Another cable cut hits SEACOM

Days after a cut on undersea broadband network SEACOM disrupted internet services for some Africans, a breakage on one of its partner cables has occurred this morning.

In a statement on the SEACOM website, the wholesale network provider says that at 06:20 Greenwich Mean Time (GMT) today “the SMW4 cable system suffered a cable cut off the coast of Egypt.”

The SMW4 cable, also referred to as the South East Asia–Middle East–Western Europe 4 (SEA-ME-WE 4) system, is SEACOM’s partner network throughout the Mediterranean.

SMW4 is a subsea fibre optic network that connects Singapore, Malaysia, Thailand, Bangladesh, India, Sri Lanka, Pakistan, United Arab Emirates, Saudi Arabia, Sudan, Egypt, Italy, Tunisia, Algeria and France.

It is not yet known as to how SMW4 was damaged.

However, SEACOM - which stretches 17,000km and connects South Africa and Eastern Africa with Europe and Southern Asia - has suffered this latest disruption after the company says it had worked to restore services following a cut that affected it on 22 March.
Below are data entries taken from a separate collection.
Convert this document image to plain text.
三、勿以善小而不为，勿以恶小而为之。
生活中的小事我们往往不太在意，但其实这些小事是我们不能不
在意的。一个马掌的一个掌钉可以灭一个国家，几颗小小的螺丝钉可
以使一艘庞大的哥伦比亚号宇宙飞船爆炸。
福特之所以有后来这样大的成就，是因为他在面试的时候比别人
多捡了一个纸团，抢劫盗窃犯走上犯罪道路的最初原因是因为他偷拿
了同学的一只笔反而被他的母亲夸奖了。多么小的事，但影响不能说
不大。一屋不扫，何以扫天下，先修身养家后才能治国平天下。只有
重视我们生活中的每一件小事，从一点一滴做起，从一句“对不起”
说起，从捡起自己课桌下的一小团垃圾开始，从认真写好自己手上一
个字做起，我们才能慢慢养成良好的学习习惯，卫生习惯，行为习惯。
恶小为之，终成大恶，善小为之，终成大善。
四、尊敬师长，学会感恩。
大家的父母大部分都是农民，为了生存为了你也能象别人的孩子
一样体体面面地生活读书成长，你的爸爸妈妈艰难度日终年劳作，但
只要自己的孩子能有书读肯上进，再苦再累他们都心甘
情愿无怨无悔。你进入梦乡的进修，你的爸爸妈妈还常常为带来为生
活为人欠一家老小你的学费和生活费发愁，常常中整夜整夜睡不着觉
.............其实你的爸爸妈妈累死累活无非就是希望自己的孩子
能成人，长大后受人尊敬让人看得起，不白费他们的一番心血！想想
Last Friday, a physical cable cut north of the coast of Egypt in the Mediterranean Sea disrupted services on the sub-sea broadband network.

Customers of internet service providers (ISPs) such as South Africa’s Mweb subsequently reported disruptions in their connections.

SEACOM’s chief executive officer Mark Simpson then said in a statement that it may take a “week or two” to repair the damage.

But in the meantime, SEACOM went about rerouting traffic. By yesterday, SEACOM in a statement said that it had restored its services by establishing “multiple paths across the Mediterranean on cable systems that were unaffected by the recent cable cuts.”

Regaring the latest SMW4 cut, SEACOM says it has restored all services that use the SMW4 cable.